Individuare le persone a maggior rischio di complicanze del coronavirus che provoca Covid-19 può essere d’importanza cruciale. Così l’IRCCS Ospedale San Raffaele ha messo a frutto i due mesi in cui ha seguito un migliaio di pazienti. In questo modo medici e ricercatori hanno identificato i soggetti a maggior rischio di sviluppare le forme più aggressive della malattia. Queste evidenze scientifiche sottolineano quanto sia necessario uno stretto coordinamento tra:
- la medicina del territorio,
- gli ospedali ad alta specializzazione per guidare la riapertura del Paese in sicurezza durante la fase II.
Questo imponente studio clinico osservazionale ha preso il via già nelle prime settimane in cui la pandemia ha raggiunto l’Italia. I ricercatori del San Raffaele volevano comprendere il più possibile della malattia, incluse quali siano le persone a maggior rischio di complicanze. Il team di ricerca è stato guidato dal professor Alberto Zangrillo, direttore delle Unità di Anestesia e Rianimazione Generale e Cardio-Toraco-Vascolare, e dal professor Fabio Ciceri, vice direttore scientifico per la ricerca clinica e primario dell’unità di Ematologia e Trapianto di Midollo.
In questo articolo
Persone a maggior rischio: quali sono i fattori di rischio più importanti?
Il gruppo di studio ha analizzato le informazioni ottenute incrociando l’analisi dei campioni biologici, la storia clinica e i dati diagnostici dei pazienti, partendo dal presupposto che questo coronavirus com’è noto non colpisce le persone allo stesso modo.
I fattori di rischio più importanti per la mortalità da Covid-19 sono chiari:
- età avanzata,
- tumore maligno in corso,
- ipertensione arteriosa,
- malattia coronarica.
Persone a maggior rischio: il ruolo dei linfociti
Le analisi di laboratorio hanno evidenziato che i pazienti a maggior rischio hanno un basso numero di linfociti nel sangue e valori elevati di alcuni marcatori che misurano la presenza di una reazione iper-infiammatoria. I linfociti sono cellule del sangue che appartengono ai globuli bianchi.
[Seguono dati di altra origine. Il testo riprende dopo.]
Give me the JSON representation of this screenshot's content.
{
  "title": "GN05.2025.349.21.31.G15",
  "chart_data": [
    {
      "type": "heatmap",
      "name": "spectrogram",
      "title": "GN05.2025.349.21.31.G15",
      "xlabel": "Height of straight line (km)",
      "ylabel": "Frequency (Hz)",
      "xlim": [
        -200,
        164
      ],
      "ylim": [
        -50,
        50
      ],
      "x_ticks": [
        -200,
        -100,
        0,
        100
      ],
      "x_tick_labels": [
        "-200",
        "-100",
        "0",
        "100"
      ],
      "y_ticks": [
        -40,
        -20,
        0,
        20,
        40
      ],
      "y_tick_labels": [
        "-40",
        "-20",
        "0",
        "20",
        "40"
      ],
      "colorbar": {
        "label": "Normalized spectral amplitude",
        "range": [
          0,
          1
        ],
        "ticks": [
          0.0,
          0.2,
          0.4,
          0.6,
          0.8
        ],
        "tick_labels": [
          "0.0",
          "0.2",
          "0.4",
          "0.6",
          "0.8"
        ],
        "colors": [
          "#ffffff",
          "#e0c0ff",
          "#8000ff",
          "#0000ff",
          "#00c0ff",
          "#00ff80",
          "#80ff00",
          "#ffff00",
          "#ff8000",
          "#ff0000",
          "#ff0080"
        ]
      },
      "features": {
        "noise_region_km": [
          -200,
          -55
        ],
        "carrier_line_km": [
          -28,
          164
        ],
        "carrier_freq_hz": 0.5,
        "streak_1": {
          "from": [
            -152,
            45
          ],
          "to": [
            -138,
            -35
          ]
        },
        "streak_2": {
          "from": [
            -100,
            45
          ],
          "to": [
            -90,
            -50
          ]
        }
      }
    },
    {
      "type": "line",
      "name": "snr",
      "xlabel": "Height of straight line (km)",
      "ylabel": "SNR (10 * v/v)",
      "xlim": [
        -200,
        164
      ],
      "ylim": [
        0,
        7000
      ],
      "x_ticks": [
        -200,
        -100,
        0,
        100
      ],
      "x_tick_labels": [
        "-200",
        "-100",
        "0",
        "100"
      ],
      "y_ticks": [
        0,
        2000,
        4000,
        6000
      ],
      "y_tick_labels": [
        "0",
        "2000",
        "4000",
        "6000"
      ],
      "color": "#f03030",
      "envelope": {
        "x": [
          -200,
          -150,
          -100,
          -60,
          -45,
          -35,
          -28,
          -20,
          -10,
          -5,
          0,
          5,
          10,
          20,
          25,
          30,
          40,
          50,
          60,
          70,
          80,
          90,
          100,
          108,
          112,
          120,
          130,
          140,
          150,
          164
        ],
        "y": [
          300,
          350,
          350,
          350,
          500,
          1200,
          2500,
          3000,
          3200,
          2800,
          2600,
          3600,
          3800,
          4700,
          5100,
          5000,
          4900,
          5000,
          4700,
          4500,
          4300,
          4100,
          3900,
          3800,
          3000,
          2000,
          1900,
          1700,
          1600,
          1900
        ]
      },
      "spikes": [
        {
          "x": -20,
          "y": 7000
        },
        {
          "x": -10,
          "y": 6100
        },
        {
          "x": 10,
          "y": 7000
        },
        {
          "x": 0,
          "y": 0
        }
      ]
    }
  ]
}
Insieme ai macrofagi e ai monociti sono il centro dell’immunità acquisita. Si distinguono in:
- linfociti B, che producono anticorpi, che si legano all’antigene specifico e contribuiscono così alla sua distruzione,
- linfociti T che si sviluppano nel timo e sono a loro volta suddivisi in linfociti T helper (DD4) e linfociti T citotossici. I primi organizzano l’azione di diverse cellule dell’immunità (come linfociti B, T e macrofagi) e stimolano la produzione di anticorpi da parte dei linfociti B in risposta agli antigeni. I linfociti T citotossici invece sono in grado di distruggere altre cellule.
I pazienti a maggior rischio hanno pochi linfociti, perché esauriti da una risposta immunitaria fuori misura. Sulla base di queste evidenze scientifiche è possibile costruire un percorso preventivo di screening, presa in carico e cura dei pazienti a rischio, che preceda il ricovero.
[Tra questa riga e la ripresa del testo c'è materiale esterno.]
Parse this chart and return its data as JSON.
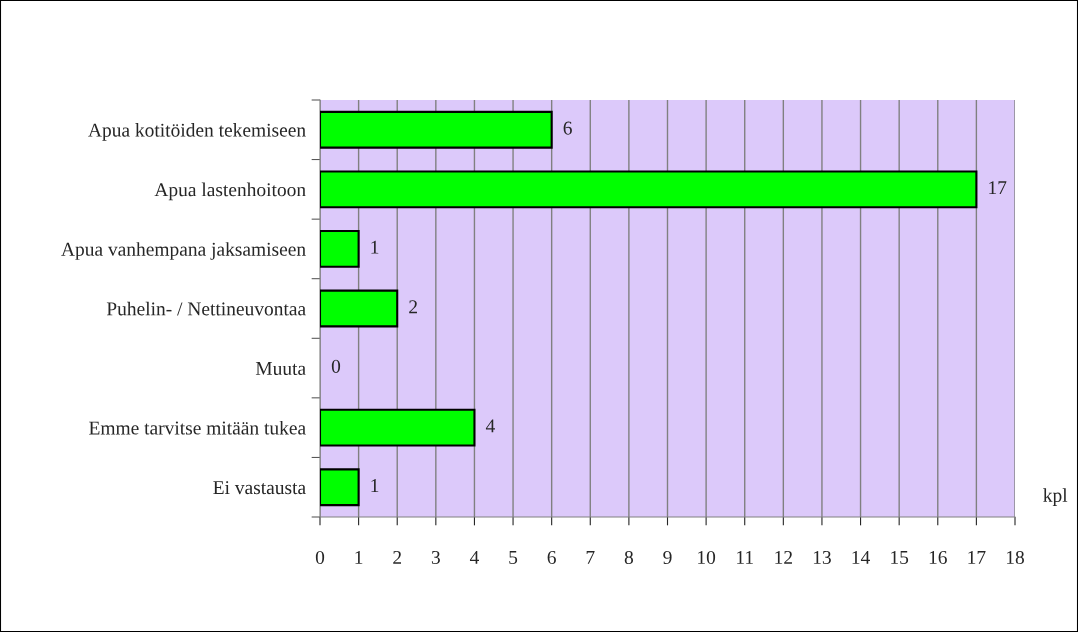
{
  "chart_data": {
    "type": "bar",
    "orientation": "horizontal",
    "categories": [
      "Apua kotitöiden tekemiseen",
      "Apua lastenhoitoon",
      "Apua vanhempana jaksamiseen",
      "Puhelin- / Nettineuvontaa",
      "Muuta",
      "Emme tarvitse mitään tukea",
      "Ei vastausta"
    ],
    "values": [
      6,
      17,
      1,
      2,
      0,
      4,
      1
    ],
    "color": "#00ff00",
    "xlabel": "kpl",
    "xlim": [
      0,
      18
    ],
    "xticks": [
      0,
      1,
      2,
      3,
      4,
      5,
      6,
      7,
      8,
      9,
      10,
      11,
      12,
      13,
      14,
      15,
      16,
      17,
      18
    ],
    "grid": "x",
    "data_labels": true,
    "legend": false
  }
}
Persone a maggior rischio: necessaria alleanza tra medicina del territorio e ospedali ad alta specializzazione
Per poter raggiungere questo risultato è necessario mettere a punto un’alleanza forte tra ospedali ad alta specializzazione, che hanno l’esperienza della malattia e i farmaci innovativi a disposizione, e la medicina del territorio, che grazie a una veloce identificazione può proteggere la popolazione di pazienti a maggior rischio di ricovero e mortalità.
Il parere degli esperti
“Attraverso gli indicatori che abbiamo individuato possiamo riconoscere in anticipo i pazienti che svilupperanno la forma più grave della patologia” spiega Fabio Ciceri. “Su questi pazienti potremo intervenire più precocemente e con maggior efficacia usando le terapie che già stiamo testando con discreto successo su pazienti in condizioni più avanzate”.
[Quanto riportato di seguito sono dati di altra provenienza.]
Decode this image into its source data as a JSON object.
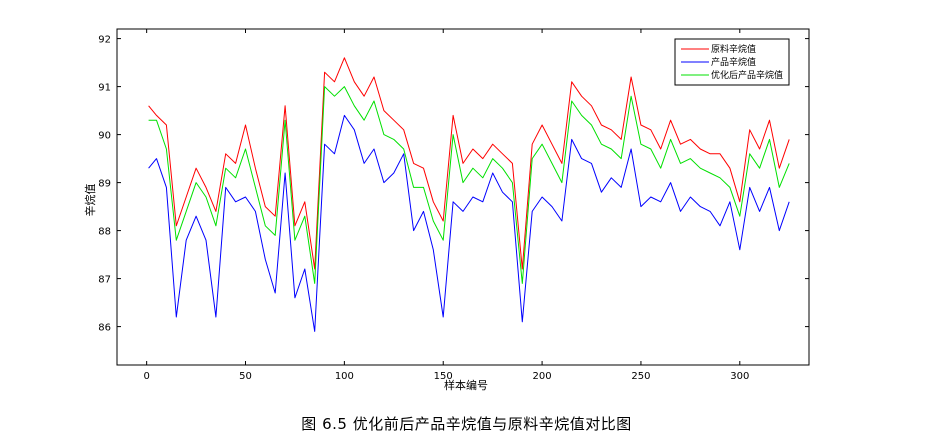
{
  "caption": "图 6.5   优化前后产品辛烷值与原料辛烷值对比图",
  "chart_data": {
    "type": "line",
    "title": "",
    "xlabel": "样本编号",
    "ylabel": "辛烷值",
    "xlim": [
      -15,
      335
    ],
    "ylim": [
      85.2,
      92.2
    ],
    "xticks": [
      0,
      50,
      100,
      150,
      200,
      250,
      300
    ],
    "yticks": [
      86,
      87,
      88,
      89,
      90,
      91,
      92
    ],
    "grid": false,
    "legend_position": "top-right",
    "x": [
      1,
      5,
      10,
      15,
      20,
      25,
      30,
      35,
      40,
      45,
      50,
      55,
      60,
      65,
      70,
      75,
      80,
      85,
      90,
      95,
      100,
      105,
      110,
      115,
      120,
      125,
      130,
      135,
      140,
      145,
      150,
      155,
      160,
      165,
      170,
      175,
      180,
      185,
      190,
      195,
      200,
      205,
      210,
      215,
      220,
      225,
      230,
      235,
      240,
      245,
      250,
      255,
      260,
      265,
      270,
      275,
      280,
      285,
      290,
      295,
      300,
      305,
      310,
      315,
      320,
      325
    ],
    "series": [
      {
        "name": "原料辛烷值",
        "color": "#ff0000",
        "values": [
          90.6,
          90.4,
          90.2,
          88.1,
          88.7,
          89.3,
          88.9,
          88.4,
          89.6,
          89.4,
          90.2,
          89.3,
          88.5,
          88.3,
          90.6,
          88.1,
          88.6,
          87.2,
          91.3,
          91.1,
          91.6,
          91.1,
          90.8,
          91.2,
          90.5,
          90.3,
          90.1,
          89.4,
          89.3,
          88.6,
          88.2,
          90.4,
          89.4,
          89.7,
          89.5,
          89.8,
          89.6,
          89.4,
          87.2,
          89.8,
          90.2,
          89.8,
          89.4,
          91.1,
          90.8,
          90.6,
          90.2,
          90.1,
          89.9,
          91.2,
          90.2,
          90.1,
          89.7,
          90.3,
          89.8,
          89.9,
          89.7,
          89.6,
          89.6,
          89.3,
          88.6,
          90.1,
          89.7,
          90.3,
          89.3,
          89.9
        ]
      },
      {
        "name": "产品辛烷值",
        "color": "#0000ff",
        "values": [
          89.3,
          89.5,
          88.9,
          86.2,
          87.8,
          88.3,
          87.8,
          86.2,
          88.9,
          88.6,
          88.7,
          88.4,
          87.4,
          86.7,
          89.2,
          86.6,
          87.2,
          85.9,
          89.8,
          89.6,
          90.4,
          90.1,
          89.4,
          89.7,
          89.0,
          89.2,
          89.6,
          88.0,
          88.4,
          87.6,
          86.2,
          88.6,
          88.4,
          88.7,
          88.6,
          89.2,
          88.8,
          88.6,
          86.1,
          88.4,
          88.7,
          88.5,
          88.2,
          89.9,
          89.5,
          89.4,
          88.8,
          89.1,
          88.9,
          89.7,
          88.5,
          88.7,
          88.6,
          89.0,
          88.4,
          88.7,
          88.5,
          88.4,
          88.1,
          88.6,
          87.6,
          88.9,
          88.4,
          88.9,
          88.0,
          88.6
        ]
      },
      {
        "name": "优化后产品辛烷值",
        "color": "#00e000",
        "values": [
          90.3,
          90.3,
          89.7,
          87.8,
          88.4,
          89.0,
          88.7,
          88.1,
          89.3,
          89.1,
          89.7,
          88.9,
          88.1,
          87.9,
          90.3,
          87.8,
          88.3,
          86.9,
          91.0,
          90.8,
          91.0,
          90.6,
          90.3,
          90.7,
          90.0,
          89.9,
          89.7,
          88.9,
          88.9,
          88.2,
          87.8,
          90.0,
          89.0,
          89.3,
          89.1,
          89.5,
          89.3,
          89.0,
          86.9,
          89.5,
          89.8,
          89.4,
          89.0,
          90.7,
          90.4,
          90.2,
          89.8,
          89.7,
          89.5,
          90.8,
          89.8,
          89.7,
          89.3,
          89.9,
          89.4,
          89.5,
          89.3,
          89.2,
          89.1,
          88.9,
          88.3,
          89.6,
          89.3,
          89.9,
          88.9,
          89.4
        ]
      }
    ]
  }
}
“Attraverso un programma di screening e a un intervento tempestivo, innanzitutto a domicilio, possiamo gestire la patologia in anticipo, riducendo altamente la mortalità,” afferma Alberto Zangrillo. “Per fare un esempio, concreto, un iperteso con più di 65 anni, a fronte di un episodio febbrile non deve essere lasciato a casa nella speranza di un’evoluzione positiva del quadro clinico. Deve essere tempestivamente inserito in un percorso di diagnosi, monitoraggio e cura”.